Was
und wie eine Romanfigur denkt, weiß zunächst einmal nur ihr Erfinder, der
Autor. Aus ihren Gedanken und ihrer ganzen Denkweise ergeben sich dann ihre
Handlungsweisen, Aktionen und Reaktionen. Das Denken eines Protagonisten ist
demnach immens wichtig für eine Geschichte und ihren Verlauf.
Das
ist sicher richtig. Doch in letzter Zeit erlebe ich selbst beim Schreiben immer
wieder, dass man als Schriftsteller den Gedanken einer Figur, meistens der
Hauptfigur, auch zu viel Gewicht geben kann. Denn die inneren Vorgänge einer
Figur sind zwar entscheidend für ihr Verhalten, sie dürfen jedoch, meiner
Erfahrung nach, im Text nicht zu ausführlich vorkommen.
Die
Gedanken eines Protagonisten sind mit Sicherheit interessant und an einigen
Punkten der Geschichte auch unheimlich wichtig. Doch in den Textteilen, in
denen lediglich gedacht wird, passiert außerhalb der Person nichts. Und wenn
außerhalb nichts passiert, wird das Lesen auf die Dauer auch dem
intellektuellsten Leser langweilig.
Innere
und äußere Vorgänge müssen in einem Unterhaltungsroman in der
richtigen Relation stehen, die vermutlich so aussieht, dass das Erstere
deutlich weniger oft vorkommen darf als das Zweitere. Wahrscheinlich kann man
das nicht unbedingt so pauschal sagen, aber im Großen und Ganzen trifft die
Aussage wohl auf die meisten erfolgreichen Romane der letzten Jahre zu.

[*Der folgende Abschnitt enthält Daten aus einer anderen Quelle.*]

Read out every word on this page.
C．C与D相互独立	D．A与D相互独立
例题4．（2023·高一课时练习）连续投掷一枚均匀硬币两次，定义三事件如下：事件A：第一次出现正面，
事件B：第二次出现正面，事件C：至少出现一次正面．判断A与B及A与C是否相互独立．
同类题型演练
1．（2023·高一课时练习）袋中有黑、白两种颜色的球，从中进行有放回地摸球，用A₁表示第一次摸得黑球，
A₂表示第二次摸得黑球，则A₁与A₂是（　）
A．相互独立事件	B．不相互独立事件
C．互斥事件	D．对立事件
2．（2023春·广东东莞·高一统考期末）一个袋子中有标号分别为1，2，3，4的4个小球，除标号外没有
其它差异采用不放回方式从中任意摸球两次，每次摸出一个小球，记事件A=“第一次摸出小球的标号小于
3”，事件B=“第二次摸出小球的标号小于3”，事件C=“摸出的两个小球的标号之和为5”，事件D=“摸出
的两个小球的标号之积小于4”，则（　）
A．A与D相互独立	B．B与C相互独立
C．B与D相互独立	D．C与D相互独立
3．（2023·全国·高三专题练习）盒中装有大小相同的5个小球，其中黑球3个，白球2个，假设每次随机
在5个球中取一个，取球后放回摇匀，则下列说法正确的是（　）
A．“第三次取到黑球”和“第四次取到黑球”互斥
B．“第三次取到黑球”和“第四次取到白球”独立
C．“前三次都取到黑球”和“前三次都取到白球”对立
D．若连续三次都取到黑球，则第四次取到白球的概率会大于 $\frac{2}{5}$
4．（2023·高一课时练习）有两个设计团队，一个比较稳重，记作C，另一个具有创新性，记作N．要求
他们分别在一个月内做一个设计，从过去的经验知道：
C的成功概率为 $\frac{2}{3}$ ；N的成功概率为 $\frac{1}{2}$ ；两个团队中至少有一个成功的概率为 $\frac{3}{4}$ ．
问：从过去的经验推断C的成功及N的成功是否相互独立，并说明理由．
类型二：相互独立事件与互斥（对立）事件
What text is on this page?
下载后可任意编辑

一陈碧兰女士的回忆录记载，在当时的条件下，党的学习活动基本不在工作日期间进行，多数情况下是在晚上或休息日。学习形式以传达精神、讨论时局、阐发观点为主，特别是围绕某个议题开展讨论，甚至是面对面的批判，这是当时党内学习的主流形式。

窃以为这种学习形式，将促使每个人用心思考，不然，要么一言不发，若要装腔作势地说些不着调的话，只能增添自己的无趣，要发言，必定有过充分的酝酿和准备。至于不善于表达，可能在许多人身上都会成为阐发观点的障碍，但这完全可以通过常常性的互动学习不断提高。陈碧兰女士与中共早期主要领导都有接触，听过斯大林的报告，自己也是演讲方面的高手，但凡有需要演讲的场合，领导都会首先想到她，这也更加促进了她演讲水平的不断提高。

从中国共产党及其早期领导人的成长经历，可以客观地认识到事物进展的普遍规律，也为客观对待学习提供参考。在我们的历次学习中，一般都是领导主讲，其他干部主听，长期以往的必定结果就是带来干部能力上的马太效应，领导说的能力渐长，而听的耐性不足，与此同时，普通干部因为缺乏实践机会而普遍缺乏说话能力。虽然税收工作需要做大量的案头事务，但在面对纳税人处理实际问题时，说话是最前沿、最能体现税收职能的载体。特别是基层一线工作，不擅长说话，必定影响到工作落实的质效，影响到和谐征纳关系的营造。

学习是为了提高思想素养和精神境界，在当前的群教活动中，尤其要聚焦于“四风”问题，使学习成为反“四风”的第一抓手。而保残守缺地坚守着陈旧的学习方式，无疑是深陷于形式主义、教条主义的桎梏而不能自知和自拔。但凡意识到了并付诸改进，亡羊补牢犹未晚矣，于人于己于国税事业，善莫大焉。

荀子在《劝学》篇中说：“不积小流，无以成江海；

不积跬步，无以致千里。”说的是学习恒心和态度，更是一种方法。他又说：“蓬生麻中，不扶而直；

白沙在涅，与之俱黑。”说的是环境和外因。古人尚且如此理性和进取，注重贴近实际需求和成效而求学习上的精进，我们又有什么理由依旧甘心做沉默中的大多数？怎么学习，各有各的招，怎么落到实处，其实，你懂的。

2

Denn, wenn sich das Verhalten einer Romanfigur
aus ihrem Denken ergibt, werden durch ihre Aktionen und Reaktionen auch ihre
Gedanken deutlich. Der Leser kann sich innere Vorgänge also durchaus aufgrund
manch äußerer Vorgänge erschließen. Das funktioniert vermutlich nicht immer.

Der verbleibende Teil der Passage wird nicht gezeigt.